The Regional History Project conducted three interviews with former Chancellor Angus E. Taylor on January 28-30, 1997. Taylor was appointed the campus's third chancellor in February, 1976, by UC President David S. Saxon during a difficult period in UCSC's history, when the campus's second chancellor, Mark N. Christensen, resigned amidst controversy after a tenure of barely 18 months. Saxon asked Taylor to assume the chancellorship and to stabilize the young campus while a permanent chancellor was selected.
Prior to his appointment, Taylor was a professor of mathematics at UCLA from 1938 to 1966; and served in the UC systemwide administration as vice president for academic affairs from 1965 to 1970, and as University Provost from 1970 to 1975. He was a seasoned veteran of the University and its unique system of shared governance; he knew the workings of the academic senate and University policies inside out and was well acquainted with the key figures in the University's administration, all of which stood him in good stead when he became chancellor at UCSC.
Taylor begins his narration with the story of his early life and family history, and his years at Harvard College. He then describes the background leading to his appointment as chancellor of UCSC in 1976. Interspersed throughout his narration are comments on many aspects of his experiences as both teacher and administrator in the UC system (his participation in avoiding a confrontation between the UC Regents and the faculty during the Free Speech Movement at UC Berkeley and his comments on the history of affirmative action in the University) which influenced his approach to UCSC.
He discusses the campus's most pressing problems and how he addressed them-the management and organization of the chancellor's office; interaction with divisional deans and college provosts; faculty recruitment; budget allocations and the budget process; and a serious decline in enrollment. Applications to the campus were down by over 22% in 1975, and had been declining for five years.
Addressing declining enrollment was his first order of business and in his opinion proved to be the most significant and difficult problem of his tenure. He made a careful analysis of the admissions office situation, aided by the Stanford committee (appointed by President Saxon), which resulted in the difficult political decision to dismiss the controversial director of enrollment, Roberto Rubalcava. He then reorganized the admissions office and created a new position, vice chancellor of student affairs, to oversee this important campus function.

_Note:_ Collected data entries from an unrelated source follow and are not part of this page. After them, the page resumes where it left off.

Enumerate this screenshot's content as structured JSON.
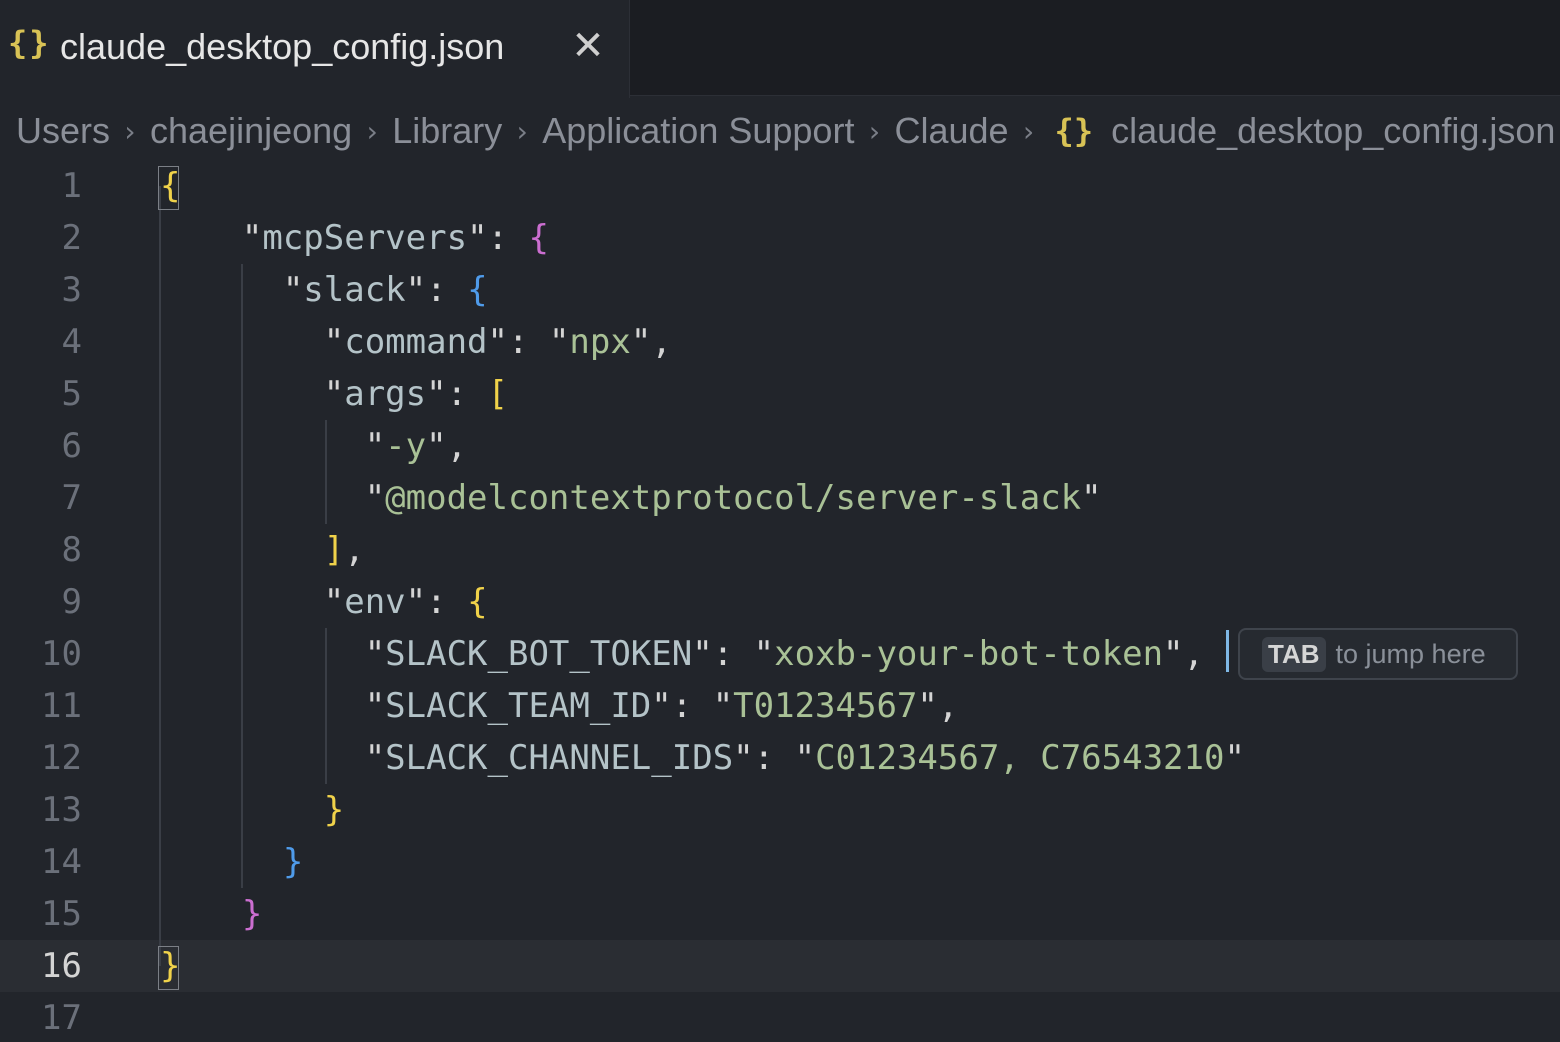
{
  "tab": {
    "icon": "{}",
    "icon_name": "json-braces-icon",
    "title": "claude_desktop_config.json",
    "close_symbol": "✕"
  },
  "breadcrumb": {
    "items": [
      "Users",
      "chaejinjeong",
      "Library",
      "Application Support",
      "Claude"
    ],
    "file_icon": "{}",
    "file": "claude_desktop_config.json"
  },
  "editor": {
    "current_line": 16,
    "lines": [
      {
        "n": "1",
        "tokens": [
          [
            "b1",
            "{"
          ]
        ]
      },
      {
        "n": "2",
        "tokens": [
          [
            "p",
            "    \""
          ],
          [
            "k",
            "mcpServers"
          ],
          [
            "p",
            "\": "
          ],
          [
            "b2",
            "{"
          ]
        ]
      },
      {
        "n": "3",
        "tokens": [
          [
            "p",
            "      \""
          ],
          [
            "k",
            "slack"
          ],
          [
            "p",
            "\": "
          ],
          [
            "b3",
            "{"
          ]
        ]
      },
      {
        "n": "4",
        "tokens": [
          [
            "p",
            "        \""
          ],
          [
            "k",
            "command"
          ],
          [
            "p",
            "\": \""
          ],
          [
            "s",
            "npx"
          ],
          [
            "p",
            "\","
          ]
        ]
      },
      {
        "n": "5",
        "tokens": [
          [
            "p",
            "        \""
          ],
          [
            "k",
            "args"
          ],
          [
            "p",
            "\": "
          ],
          [
            "b1",
            "["
          ]
        ]
      },
      {
        "n": "6",
        "tokens": [
          [
            "p",
            "          \""
          ],
          [
            "s",
            "-y"
          ],
          [
            "p",
            "\","
          ]
        ]
      },
      {
        "n": "7",
        "tokens": [
          [
            "p",
            "          \""
          ],
          [
            "s",
            "@modelcontextprotocol/server-slack"
          ],
          [
            "p",
            "\""
          ]
        ]
      },
      {
        "n": "8",
        "tokens": [
          [
            "p",
            "        "
          ],
          [
            "b1",
            "]"
          ],
          [
            "p",
            ","
          ]
        ]
      },
      {
        "n": "9",
        "tokens": [
          [
            "p",
            "        \""
          ],
          [
            "k",
            "env"
          ],
          [
            "p",
            "\": "
          ],
          [
            "b1",
            "{"
          ]
        ]
      },
      {
        "n": "10",
        "tokens": [
          [
            "p",
            "          \""
          ],
          [
            "k",
            "SLACK_BOT_TOKEN"
          ],
          [
            "p",
            "\": \""
          ],
          [
            "s",
            "xoxb-your-bot-token"
          ],
          [
            "p",
            "\","
          ]
        ]
      },
      {
        "n": "11",
        "tokens": [
          [
            "p",
            "          \""
          ],
          [
            "k",
            "SLACK_TEAM_ID"
          ],
          [
            "p",
            "\": \""
          ],
          [
            "s",
            "T01234567"
          ],
          [
            "p",
            "\","
          ]
        ]
      },
      {
        "n": "12",
        "tokens": [
          [
            "p",
            "          \""
          ],
          [
            "k",
            "SLACK_CHANNEL_IDS"
          ],
          [
            "p",
            "\": \""
          ],
          [
            "s",
            "C01234567, C76543210"
          ],
          [
            "p",
            "\""
          ]
        ]
      },
      {
        "n": "13",
        "tokens": [
          [
            "p",
            "        "
          ],
          [
            "b1",
            "}"
          ]
        ]
      },
      {
        "n": "14",
        "tokens": [
          [
            "p",
            "      "
          ],
          [
            "b3",
            "}"
          ]
        ]
      },
      {
        "n": "15",
        "tokens": [
          [
            "p",
            "    "
          ],
          [
            "b2",
            "}"
          ]
        ]
      },
      {
        "n": "16",
        "tokens": [
          [
            "b1",
            "}"
          ]
        ]
      },
      {
        "n": "17",
        "tokens": []
      }
    ]
  },
  "inline_hint": {
    "key": "TAB",
    "text": "to jump here"
  },
  "colors": {
    "background": "#22252b",
    "string": "#a9c196",
    "key": "#b4c3c8",
    "bracket_yellow": "#f0d24a",
    "bracket_magenta": "#cb6ed0",
    "bracket_blue": "#4f9bea"
  }
}
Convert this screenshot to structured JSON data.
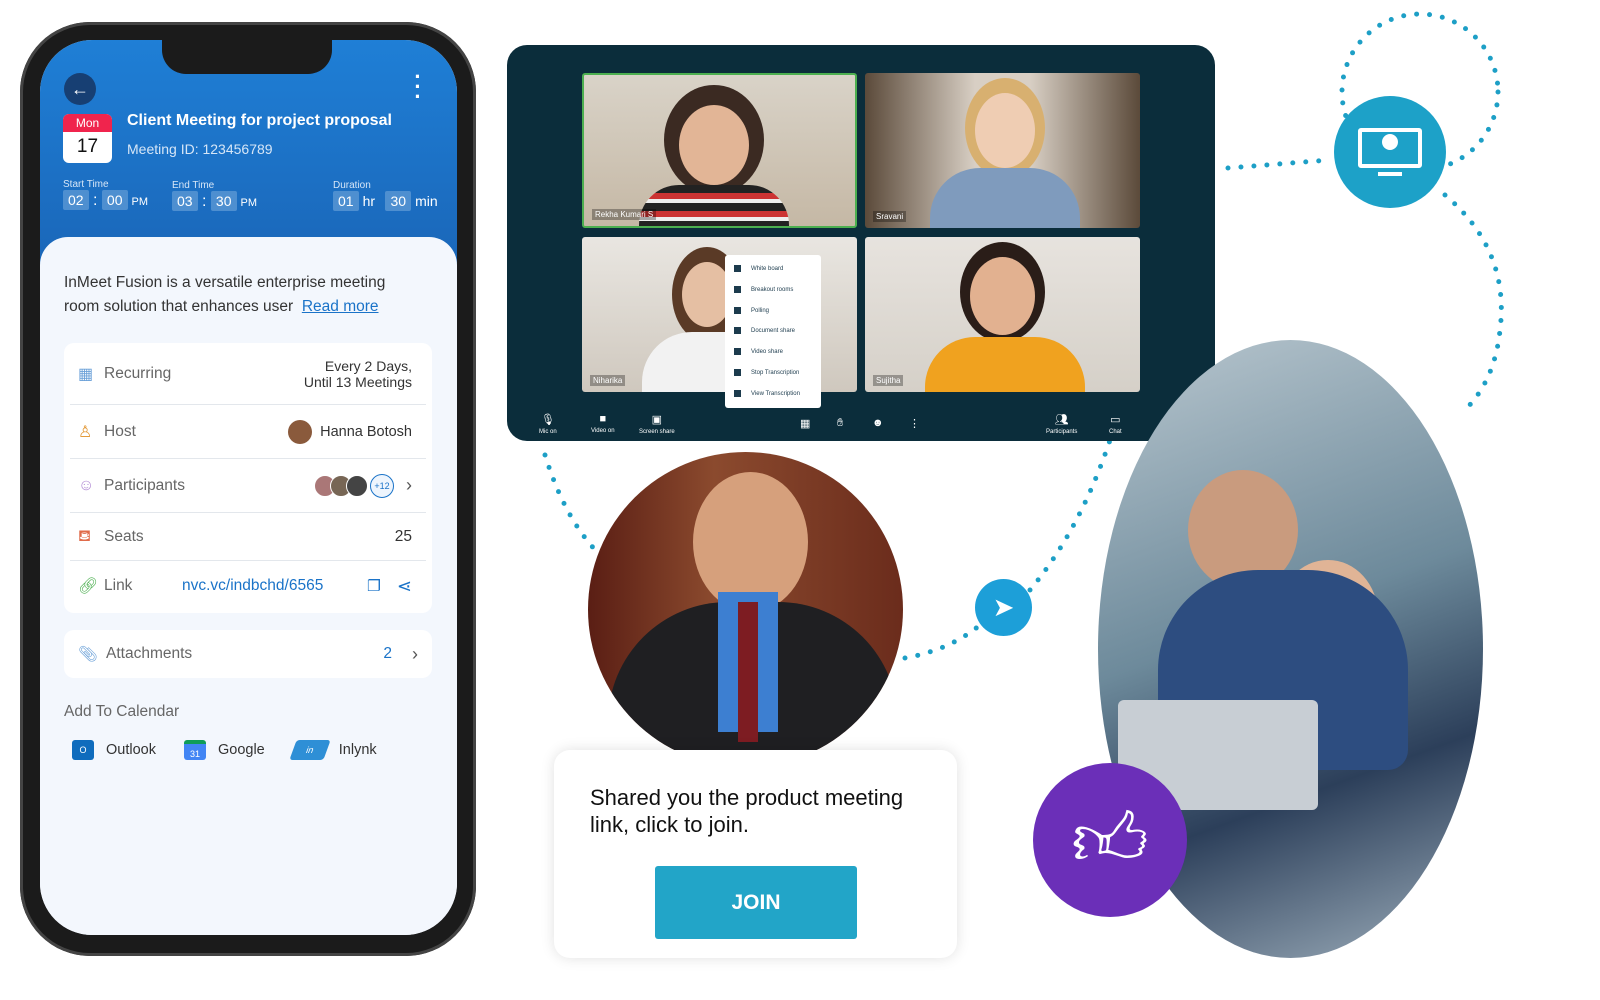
{
  "phone": {
    "date": {
      "day": "Mon",
      "num": "17"
    },
    "title": "Client Meeting for project proposal",
    "meeting_id": "Meeting ID: 123456789",
    "start": {
      "label": "Start Time",
      "h": "02",
      "m": "00",
      "ampm": "PM"
    },
    "end": {
      "label": "End Time",
      "h": "03",
      "m": "30",
      "ampm": "PM"
    },
    "duration": {
      "label": "Duration",
      "hr": "01",
      "hr_unit": "hr",
      "min": "30",
      "min_unit": "min"
    },
    "description": "InMeet Fusion is a versatile enterprise meeting room solution that enhances user",
    "read_more": "Read more",
    "rows": {
      "recurring": {
        "label": "Recurring",
        "value1": "Every 2 Days,",
        "value2": "Until 13 Meetings"
      },
      "host": {
        "label": "Host",
        "value": "Hanna Botosh"
      },
      "participants": {
        "label": "Participants",
        "extra": "+12"
      },
      "seats": {
        "label": "Seats",
        "value": "25"
      },
      "link": {
        "label": "Link",
        "value": "nvc.vc/indbchd/6565"
      }
    },
    "attachments": {
      "label": "Attachments",
      "count": "2"
    },
    "add_to_calendar": "Add To Calendar",
    "calendars": [
      "Outlook",
      "Google",
      "Inlynk"
    ]
  },
  "video": {
    "tiles": [
      "Rekha Kumari S",
      "Sravani",
      "Niharika",
      "Sujitha"
    ],
    "menu": [
      "White board",
      "Breakout rooms",
      "Polling",
      "Document share",
      "Video share",
      "Stop Transcription",
      "View Transcription"
    ],
    "toolbar": {
      "mic": "Mic on",
      "video": "Video on",
      "share": "Screen share",
      "participants": "Participants",
      "chat": "Chat"
    }
  },
  "card": {
    "message": "Shared you the product meeting link, click to join.",
    "join": "JOIN"
  },
  "colors": {
    "accent": "#22a5c8",
    "phone_header": "#1f7fd6",
    "video_bg": "#0b2d3b",
    "thumbs": "#6b2fb8"
  }
}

Taylor addresses the major issues he faced in his efforts to stabilize the campus, including the relationship of colleges and boards of studies, the campus budget, reorganizing the chancellor's office and setting up various committees which improved communication among campus administrators, fundraising, town/gown relations, the role of the colleges, and completing the campus's academic plan. During his tenure he faced two major student political demonstrations-- the first protesting his handling of the Rubalcava affair and then protests over South African apartheid and the University-wide divestiture movement, which pressured the University to sell off its stock holdings in companies doing business with South Africa. He discusses his approach to student trespassing and law-breaking and how his solution (he declined to encourage prosecution) met with some disapproval from administrators at other universities who thought Taylor was setting a poor precedent. He also reflects on the mission of the University of California, his thoughts on affirmative action, the search for a new UCSC chancellor, and his relations with University Hall and with President Saxon.